Kocaman bir “SIFIR”!
Altı aydır bir sarsıntı yaşıyoruz.
Ülkenin her alanında kendini belirgin bir şekilde hissettiren bir sarsıntı bu. En çok da ekonomide kendini gösteriyor. Faiz sebep, enflasyon neticedir sloganıyla başlayan bu süreç sonrasında verilen kararlar ve yapılan başka açıklamalarla iyice zıvanadan çıkmış durumda.
Yapmayın, etmeyin, bu şekilde ekonomi politikası olmaz diye anlattık durduk. Mantıklı bir cevap olmadığı için döndüler, dolaştılar hep aynı yere bağladılar. Neler demediler ki?
Türkiye artık bağımsız bir ekonomi olacak dediler. Kurtuluş savaşı veriyoruz dahi dediler. Yeni ekonomi modeli, Türkiye ekonomi modeli dediler!
Böyle olmaz dedik.
Cevap vermek yerine tüm hiddetleriyle söylemediklerini bırakmadılar.

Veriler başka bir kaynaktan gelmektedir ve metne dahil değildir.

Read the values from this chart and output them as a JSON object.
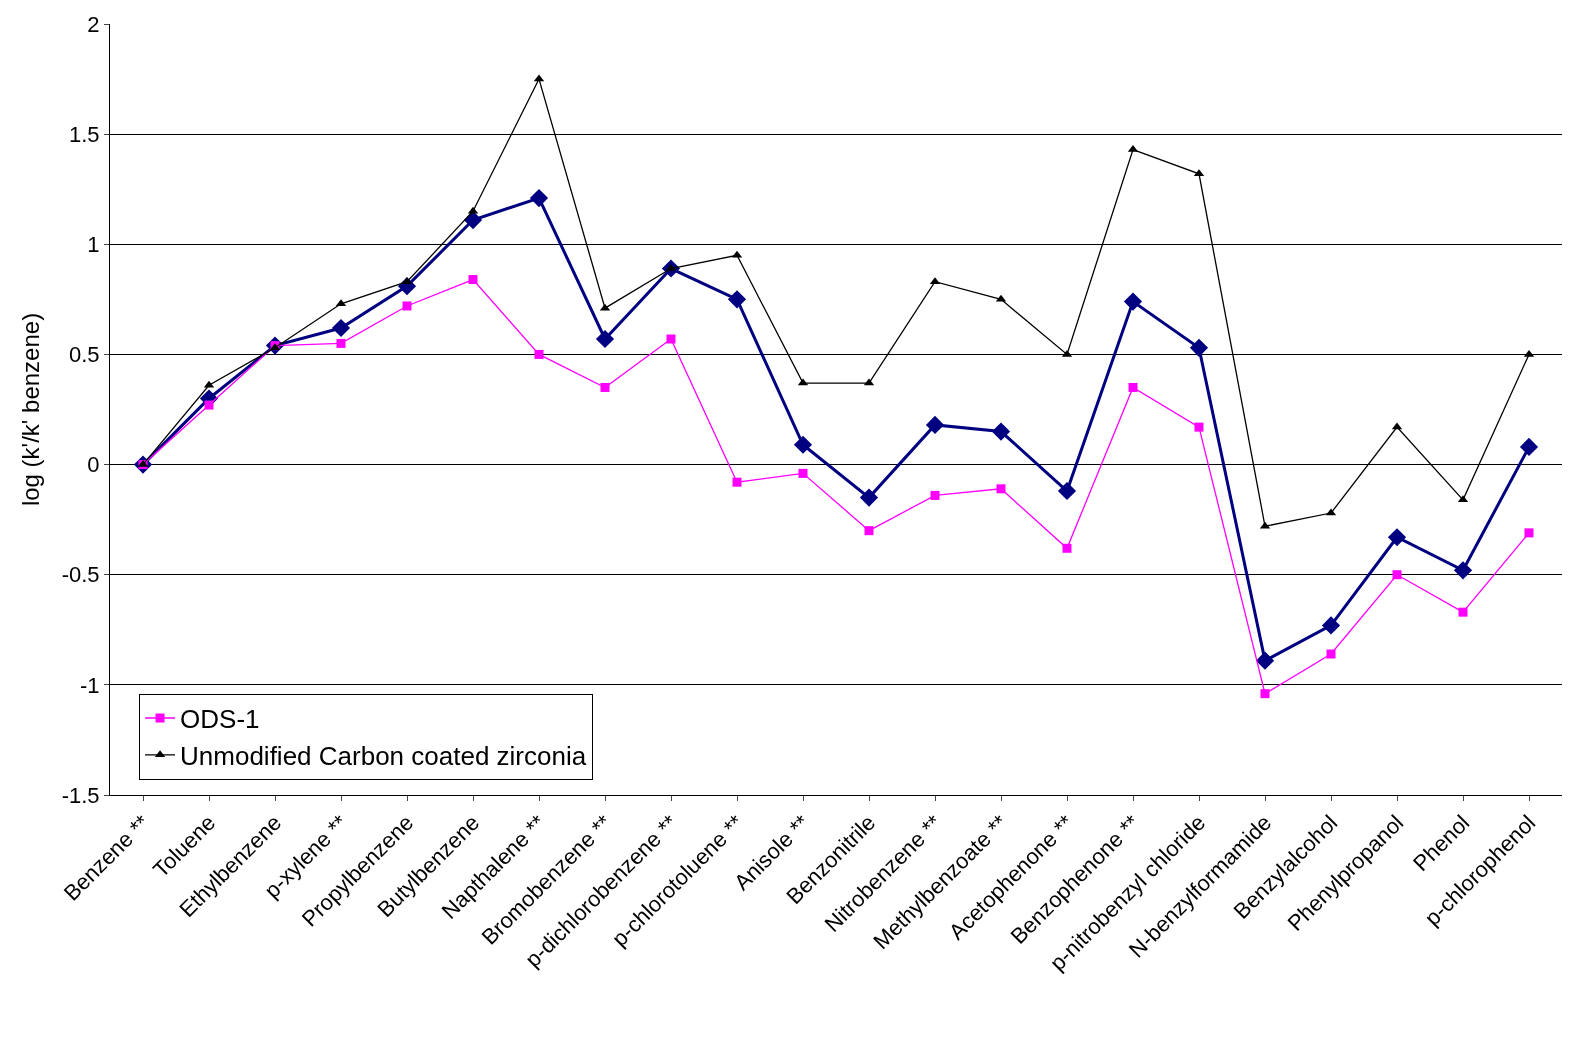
{
  "chart_data": {
    "type": "line",
    "ylabel": "log (k'/k' benzene)",
    "categories": [
      "Benzene **",
      "Toluene",
      "Ethylbenzene",
      "p-xylene **",
      "Propylbenzene",
      "Butylbenzene",
      "Napthalene **",
      "Bromobenzene **",
      "p-dichlorobenzene **",
      "p-chlorotoluene **",
      "Anisole **",
      "Benzonitrile",
      "Nitrobenzene **",
      "Methylbenzoate **",
      "Acetophenone **",
      "Benzophenone **",
      "p-nitrobenzyl chloride",
      "N-benzylformamide",
      "Benzylalcohol",
      "Phenylpropanol",
      "Phenol",
      "p-chlorophenol"
    ],
    "series": [
      {
        "color": "#000080",
        "marker": "diamond",
        "values": [
          0,
          0.3,
          0.54,
          0.62,
          0.81,
          1.11,
          1.21,
          0.57,
          0.89,
          0.75,
          0.09,
          -0.15,
          0.18,
          0.15,
          -0.12,
          0.74,
          0.53,
          -0.89,
          -0.73,
          -0.33,
          -0.48,
          0.08
        ]
      },
      {
        "name": "ODS-1",
        "color": "#ff00ff",
        "marker": "square",
        "values": [
          0,
          0.27,
          0.54,
          0.55,
          0.72,
          0.84,
          0.5,
          0.35,
          0.57,
          -0.08,
          -0.04,
          -0.3,
          -0.14,
          -0.11,
          -0.38,
          0.35,
          0.17,
          -1.04,
          -0.86,
          -0.5,
          -0.67,
          -0.31
        ]
      },
      {
        "name": "Unmodified Carbon coated zirconia",
        "color": "#000000",
        "marker": "triangle",
        "values": [
          0,
          0.36,
          0.53,
          0.73,
          0.83,
          1.15,
          1.75,
          0.71,
          0.89,
          0.95,
          0.37,
          0.37,
          0.83,
          0.75,
          0.5,
          1.43,
          1.32,
          -0.28,
          -0.22,
          0.17,
          -0.16,
          0.5
        ]
      }
    ],
    "ylim": [
      -1.5,
      2
    ],
    "yticks": [
      -1.5,
      -1,
      -0.5,
      0,
      0.5,
      1,
      1.5,
      2
    ],
    "grid": "y",
    "legend": "bottom left"
  }
}
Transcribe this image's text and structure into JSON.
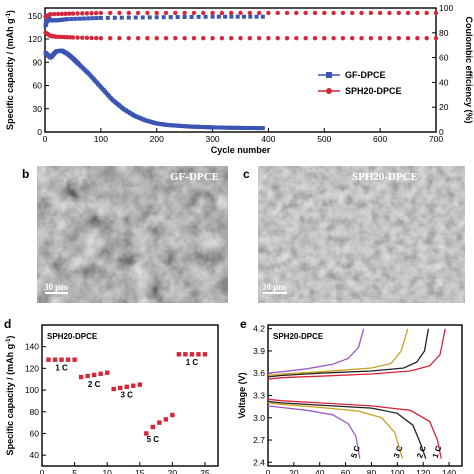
{
  "panels": {
    "a": "a",
    "b": "b",
    "c": "c",
    "d": "d",
    "e": "e"
  },
  "chart_data": [
    {
      "panel": "a",
      "type": "scatter",
      "xlabel": "Cycle number",
      "ylabel": "Specific capacity / (mAh g",
      "ylabel_sup": "-1",
      "ylabel_end": ")",
      "y2label": "Coulombic efficiency (%)",
      "xlim": [
        0,
        700
      ],
      "ylim": [
        0,
        160
      ],
      "y2lim": [
        0,
        100
      ],
      "xticks": [
        "0",
        "100",
        "200",
        "300",
        "400",
        "500",
        "600",
        "700"
      ],
      "yticks": [
        "0",
        "30",
        "60",
        "90",
        "120",
        "150"
      ],
      "y2ticks": [
        "0",
        "20",
        "40",
        "60",
        "80",
        "100"
      ],
      "series": [
        {
          "name": "GF-DPCE",
          "color": "#3a55b4",
          "marker": "square",
          "capacity": {
            "x": [
              1,
              10,
              20,
              30,
              40,
              50,
              60,
              80,
              100,
              120,
              140,
              160,
              180,
              200,
              220,
              240,
              260,
              280,
              300,
              330,
              360,
              390
            ],
            "y": [
              102,
              96,
              104,
              105,
              101,
              95,
              88,
              74,
              58,
              42,
              30,
              21,
              15,
              11,
              9,
              8,
              7,
              6.5,
              6,
              5.5,
              5.2,
              5
            ]
          },
          "efficiency": {
            "x": [
              1,
              5,
              10,
              20,
              40,
              100,
              200,
              300,
              390
            ],
            "y": [
              86,
              92,
              90,
              90,
              91,
              92,
              92.5,
              93,
              93
            ]
          }
        },
        {
          "name": "SPH20-DPCE",
          "color": "#d6263a",
          "marker": "circle",
          "capacity": {
            "x": [
              1,
              10,
              20,
              50,
              100,
              200,
              300,
              400,
              500,
              600,
              700
            ],
            "y": [
              128,
              124,
              123,
              122,
              121,
              121,
              121,
              121,
              121,
              121,
              121
            ]
          },
          "efficiency": {
            "x": [
              1,
              10,
              50,
              100,
              200,
              300,
              400,
              500,
              600,
              700
            ],
            "y": [
              93,
              95,
              95.5,
              96,
              96,
              96,
              96,
              96,
              96,
              96
            ]
          }
        }
      ]
    },
    {
      "panel": "d",
      "type": "scatter",
      "title": "SPH20-DPCE",
      "xlabel": "",
      "ylabel": "Specific capacity / (mAh g",
      "ylabel_sup": "-1",
      "ylabel_end": ")",
      "xlim": [
        0,
        27
      ],
      "ylim": [
        30,
        160
      ],
      "xticks": [
        "0",
        "5",
        "10",
        "15",
        "20",
        "25"
      ],
      "yticks": [
        "40",
        "60",
        "80",
        "100",
        "120",
        "140"
      ],
      "color": "#d6263a",
      "x": [
        1,
        2,
        3,
        4,
        5,
        6,
        7,
        8,
        9,
        10,
        11,
        12,
        13,
        14,
        15,
        16,
        17,
        18,
        19,
        20,
        21,
        22,
        23,
        24,
        25
      ],
      "y": [
        128,
        128,
        128,
        128,
        128,
        112,
        113,
        114,
        115,
        116,
        101,
        102,
        103,
        104,
        105,
        60,
        66,
        70,
        73,
        77,
        133,
        133,
        133,
        133,
        133
      ],
      "annotations": [
        "1 C",
        "2 C",
        "3 C",
        "5 C",
        "1 C"
      ]
    },
    {
      "panel": "e",
      "type": "line",
      "title": "SPH20-DPCE",
      "xlabel": "",
      "ylabel": "Voltage (V)",
      "xlim": [
        0,
        150
      ],
      "ylim": [
        2.35,
        4.25
      ],
      "xticks": [
        "0",
        "20",
        "40",
        "60",
        "80",
        "100",
        "120",
        "140"
      ],
      "yticks": [
        "2.4",
        "2.7",
        "3.0",
        "3.3",
        "3.6",
        "3.9",
        "4.2"
      ],
      "series": [
        {
          "name": "1 C",
          "color": "#d6263a",
          "charge": {
            "x": [
              0,
              10,
              40,
              80,
              110,
              125,
              133,
              137
            ],
            "y": [
              3.52,
              3.54,
              3.56,
              3.59,
              3.63,
              3.7,
              3.85,
              4.2
            ]
          },
          "discharge": {
            "x": [
              0,
              10,
              40,
              80,
              110,
              125,
              131,
              134
            ],
            "y": [
              3.25,
              3.23,
              3.2,
              3.16,
              3.1,
              2.95,
              2.7,
              2.45
            ]
          }
        },
        {
          "name": "2 C",
          "color": "#222222",
          "charge": {
            "x": [
              0,
              10,
              40,
              80,
              105,
              115,
              121,
              124
            ],
            "y": [
              3.55,
              3.57,
              3.6,
              3.63,
              3.67,
              3.75,
              3.9,
              4.2
            ]
          },
          "discharge": {
            "x": [
              0,
              10,
              40,
              80,
              100,
              112,
              118,
              122
            ],
            "y": [
              3.22,
              3.2,
              3.17,
              3.13,
              3.06,
              2.9,
              2.65,
              2.45
            ]
          }
        },
        {
          "name": "3 C",
          "color": "#c8a020",
          "charge": {
            "x": [
              0,
              10,
              40,
              80,
              95,
              103,
              108
            ],
            "y": [
              3.57,
              3.59,
              3.62,
              3.67,
              3.73,
              3.9,
              4.2
            ]
          },
          "discharge": {
            "x": [
              0,
              10,
              40,
              70,
              88,
              98,
              104
            ],
            "y": [
              3.2,
              3.18,
              3.14,
              3.09,
              3.0,
              2.8,
              2.45
            ]
          }
        },
        {
          "name": "5 C",
          "color": "#9a5cc8",
          "charge": {
            "x": [
              0,
              10,
              30,
              50,
              62,
              70,
              74
            ],
            "y": [
              3.6,
              3.62,
              3.66,
              3.72,
              3.8,
              3.95,
              4.2
            ]
          },
          "discharge": {
            "x": [
              0,
              10,
              30,
              50,
              62,
              68,
              71
            ],
            "y": [
              3.16,
              3.14,
              3.1,
              3.04,
              2.92,
              2.75,
              2.45
            ]
          }
        }
      ]
    }
  ],
  "sem": {
    "b": {
      "label": "GF-DPCE",
      "scale": "30 μm"
    },
    "c": {
      "label": "SPH20-DPCE",
      "scale": "30 μm"
    }
  }
}
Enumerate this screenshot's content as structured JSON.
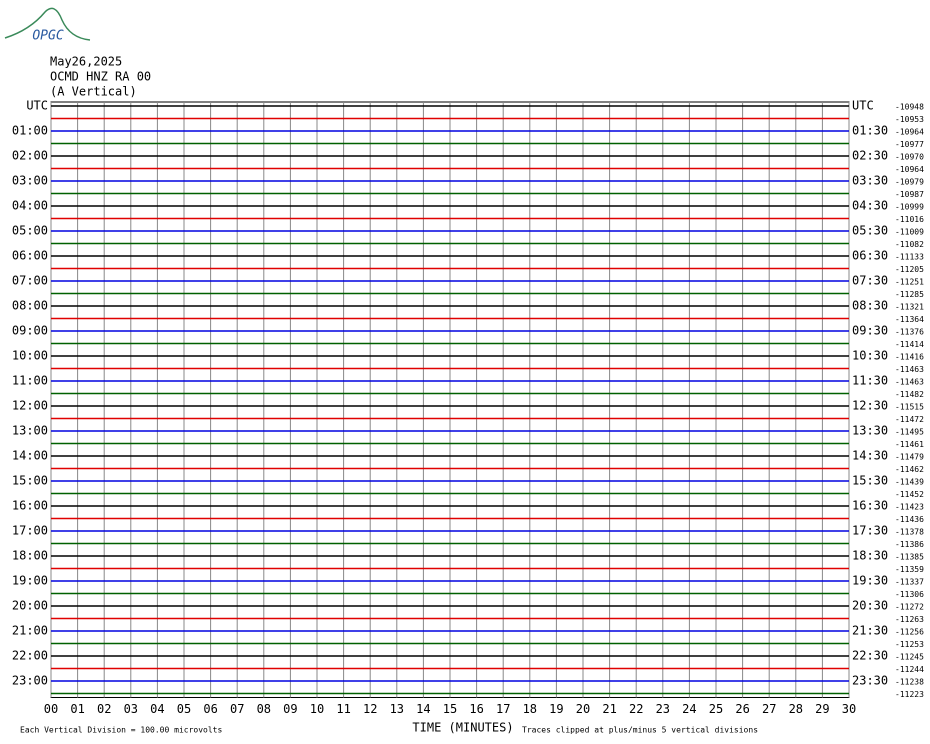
{
  "logo": "OPGC",
  "header": {
    "date": "May26,2025",
    "station": "OCMD HNZ RA 00",
    "component": "(A Vertical)"
  },
  "left_labels": [
    "UTC",
    "01:00",
    "02:00",
    "03:00",
    "04:00",
    "05:00",
    "06:00",
    "07:00",
    "08:00",
    "09:00",
    "10:00",
    "11:00",
    "12:00",
    "13:00",
    "14:00",
    "15:00",
    "16:00",
    "17:00",
    "18:00",
    "19:00",
    "20:00",
    "21:00",
    "22:00",
    "23:00"
  ],
  "right_labels": [
    "UTC",
    "01:30",
    "02:30",
    "03:30",
    "04:30",
    "05:30",
    "06:30",
    "07:30",
    "08:30",
    "09:30",
    "10:30",
    "11:30",
    "12:30",
    "13:30",
    "14:30",
    "15:30",
    "16:30",
    "17:30",
    "18:30",
    "19:30",
    "20:30",
    "21:30",
    "22:30",
    "23:30"
  ],
  "row_offsets": [
    "-10948",
    "-10953",
    "-10964",
    "-10977",
    "-10970",
    "-10964",
    "-10979",
    "-10987",
    "-10999",
    "-11016",
    "-11009",
    "-11082",
    "-11133",
    "-11205",
    "-11251",
    "-11285",
    "-11321",
    "-11364",
    "-11376",
    "-11414",
    "-11416",
    "-11463",
    "-11463",
    "-11482",
    "-11515",
    "-11472",
    "-11495",
    "-11461",
    "-11479",
    "-11462",
    "-11439",
    "-11452",
    "-11423",
    "-11436",
    "-11378",
    "-11386",
    "-11385",
    "-11359",
    "-11337",
    "-11306",
    "-11272",
    "-11263",
    "-11256",
    "-11253",
    "-11245",
    "-11244",
    "-11238",
    "-11223"
  ],
  "x_ticks": [
    "00",
    "01",
    "02",
    "03",
    "04",
    "05",
    "06",
    "07",
    "08",
    "09",
    "10",
    "11",
    "12",
    "13",
    "14",
    "15",
    "16",
    "17",
    "18",
    "19",
    "20",
    "21",
    "22",
    "23",
    "24",
    "25",
    "26",
    "27",
    "28",
    "29",
    "30"
  ],
  "footer": {
    "scale": "Each Vertical Division =  100.00 microvolts",
    "axis": "TIME (MINUTES)",
    "clip": "Traces clipped at plus/minus 5 vertical divisions"
  }
}
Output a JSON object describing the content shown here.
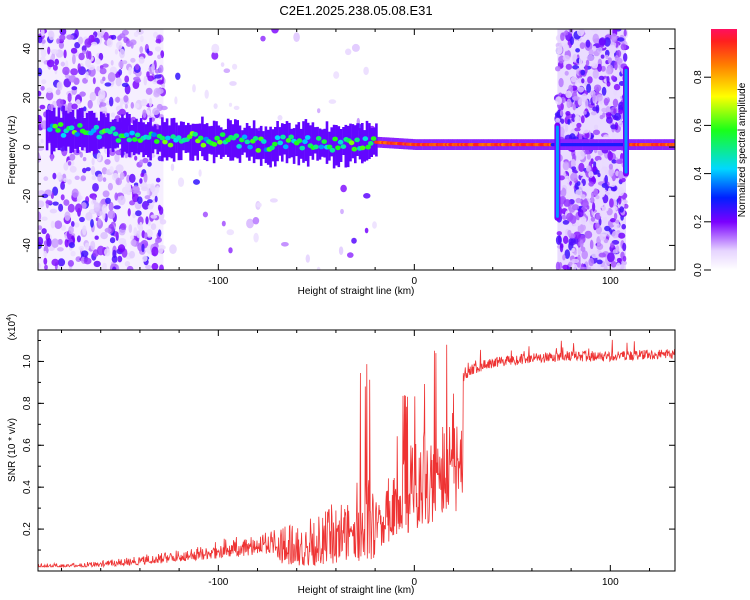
{
  "figure": {
    "title": "C2E1.2025.238.05.08.E31"
  },
  "chart_data": [
    {
      "type": "heatmap",
      "title": "C2E1.2025.238.05.08.E31",
      "xlabel": "Height of straight line (km)",
      "ylabel": "Frequency (Hz)",
      "xlim": [
        -192,
        133
      ],
      "ylim": [
        -50,
        48
      ],
      "x_ticks": [
        -100,
        0,
        100
      ],
      "x_tick_labels": [
        "-100",
        "0",
        "100"
      ],
      "y_ticks": [
        -40,
        -20,
        0,
        20,
        40
      ],
      "y_tick_labels": [
        "-40",
        "-20",
        "0",
        "20",
        "40"
      ],
      "colorbar": {
        "label": "Normalized spectral amplitude",
        "range": [
          0,
          1
        ],
        "ticks": [
          0.0,
          0.2,
          0.4,
          0.6,
          0.8
        ],
        "tick_labels": [
          "0.0",
          "0.2",
          "0.4",
          "0.6",
          "0.8"
        ],
        "colormap": "rainbow (white-violet-blue-cyan-green-yellow-red)"
      },
      "features": {
        "noisy_region_left_x": [
          -192,
          -128
        ],
        "noisy_region_right_x": [
          73,
          108
        ],
        "ridge": [
          {
            "x": -180,
            "f": 7
          },
          {
            "x": -160,
            "f": 6
          },
          {
            "x": -140,
            "f": 4
          },
          {
            "x": -120,
            "f": 3
          },
          {
            "x": -100,
            "f": 3
          },
          {
            "x": -80,
            "f": 1
          },
          {
            "x": -60,
            "f": 2
          },
          {
            "x": -40,
            "f": 1
          },
          {
            "x": -25,
            "f": 2
          },
          {
            "x": -20,
            "f": 2
          },
          {
            "x": 0,
            "f": 1
          },
          {
            "x": 20,
            "f": 1
          },
          {
            "x": 50,
            "f": 1
          },
          {
            "x": 70,
            "f": 1
          },
          {
            "x": 120,
            "f": 1
          },
          {
            "x": 133,
            "f": 1
          }
        ],
        "spikes": [
          {
            "x": 73,
            "f_range": [
              -30,
              10
            ]
          },
          {
            "x": 108,
            "f_range": [
              -12,
              33
            ]
          }
        ]
      },
      "grid": false
    },
    {
      "type": "line",
      "xlabel": "Height of straight line (km)",
      "ylabel": "SNR (10 * v/v)",
      "y_multiplier": "(x10^4)",
      "xlim": [
        -192,
        133
      ],
      "ylim": [
        0,
        1.15
      ],
      "x_ticks": [
        -100,
        0,
        100
      ],
      "x_tick_labels": [
        "-100",
        "0",
        "100"
      ],
      "y_ticks": [
        0.2,
        0.4,
        0.6,
        0.8,
        1.0
      ],
      "y_tick_labels": [
        "0.2",
        "0.4",
        "0.6",
        "0.8",
        "1.0"
      ],
      "color": "#ee3333",
      "envelope": [
        {
          "x": -192,
          "y": 0.04
        },
        {
          "x": -170,
          "y": 0.04
        },
        {
          "x": -150,
          "y": 0.06
        },
        {
          "x": -130,
          "y": 0.09
        },
        {
          "x": -110,
          "y": 0.13
        },
        {
          "x": -90,
          "y": 0.17
        },
        {
          "x": -70,
          "y": 0.22
        },
        {
          "x": -50,
          "y": 0.28
        },
        {
          "x": -40,
          "y": 0.33
        },
        {
          "x": -30,
          "y": 0.42
        },
        {
          "x": -25,
          "y": 0.55
        },
        {
          "x": -20,
          "y": 0.35
        },
        {
          "x": -15,
          "y": 0.42
        },
        {
          "x": -10,
          "y": 0.5
        },
        {
          "x": -5,
          "y": 0.58
        },
        {
          "x": 0,
          "y": 0.65
        },
        {
          "x": 5,
          "y": 0.72
        },
        {
          "x": 10,
          "y": 0.78
        },
        {
          "x": 15,
          "y": 0.85
        },
        {
          "x": 20,
          "y": 0.9
        },
        {
          "x": 25,
          "y": 0.95
        },
        {
          "x": 30,
          "y": 0.99
        },
        {
          "x": 40,
          "y": 1.02
        },
        {
          "x": 60,
          "y": 1.04
        },
        {
          "x": 80,
          "y": 1.05
        },
        {
          "x": 100,
          "y": 1.05
        },
        {
          "x": 133,
          "y": 1.06
        }
      ],
      "grid": false
    }
  ]
}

Milli Güvenlik Kurulu’ndan dahi karar çıkardılar, ne alakaysa!
***
Düşürmeyin faizi dedik!
Bilmiyorsunuz. Düşük faiz ortamında, iş dünyası dağa taşa yatırım yapacak dediler.
El yordamıyla düşürdükleri politika faizi piyasaya yansımazdı, yansımadı da. Ayrıca şu ana kadar doğru düzgün yeni tek bir yatırım haberine de denk gelmiş değiliz!
Yine faizlerin düşmesi TL’nin değerinin düşmesi demekti. Yapmayın, etmeyin, enflasyon azacak dedik.
Hayır, yalancısınız dediler. Şimdi ihracat patlayacak, döviz bolluğu olacak, sonra da hem TL değer kazanacak hem de fiyatlar düşecek dediler.
Döviz bolluğu oldu mu?
Bu da olmadı. Altı ay geçti hâlâ olmadı! Ne zaman olacaksa artık!!!
Veriler de pek ümit vermiyor bu konuda zaten…
TÜİK’in yayınladığı Ocak-Şubat dış ticaret verilerine göre dolar/TL’nin iki katından fazlasına çıktığı bir dönemin sonunda ihracat yüzde 21,4 arttı. Gayet güzel, güzel olmasına da bu ihracatın döviz bolluğu yaratması için ithalatın çok daha yavaş artması lazımdı.
Verilere bakalım yine.
TÜİK’e göre ilk iki ayda ithalat, döviz kurundaki değişime rağmen yıllık yüzde 49,2 artmış.
İhracat yüzde 21,4, ithalat yüzde 49,2!!!
Muazzam!
Sonuçta ithalat artışı, ihracat artışından daha hızlı. Hal böyle olunca da dış ticaret açığı ilk iki ayda yüzde 183 artıyor.
Bu ne demek?
Hani ihracat patlayacaktı ve döviz bolluğu olacaktı ya, tam tersi oldu demek. Bize dış ticaretimiz için daha fazla döviz lazım demek!
Bu sefer de “ama petrol fiyatları arttı, ondan böyle oldu!” diyorlar.
Veriler ne diyor ona bakalım.
Yılın ilk iki ayında geçtiğimiz yıl 200 milyon dolar civarında olan enerji ürünleri ve altın hariç dış ticaret açığı bu yıl 2,2 milyar dolara çıkmış.
Yani enerji ve altını çıkardığımızda da durum vahim.
Altı ayın sonunda onca sıkıntıya rağmen bize söylenenin aksine ne döviz de bollaşma olmuş ne de ihracat patlamış.
Patlayan sadece bize söylenen altı boş cümleler olmuş.
Ha bir de enflasyon!
Yıllık enflasyon pazartesi yüzde 60’ın üzerine çıkacak. Arada doğalgaz zammı, şeker zammı ve diğer her şeydeki zam da bir sonraki ayın enflasyonunu daha da yukarı taşıyacak.
Dediğim gibi aradan altı ay geçti.
Verilen mücadelenin sonunda elimizde kazanç hanesinde ne var?
Kocaman bir sıfır.
Yayında ve yapımda emeği geçen herkese kocaman bir tebrik!!!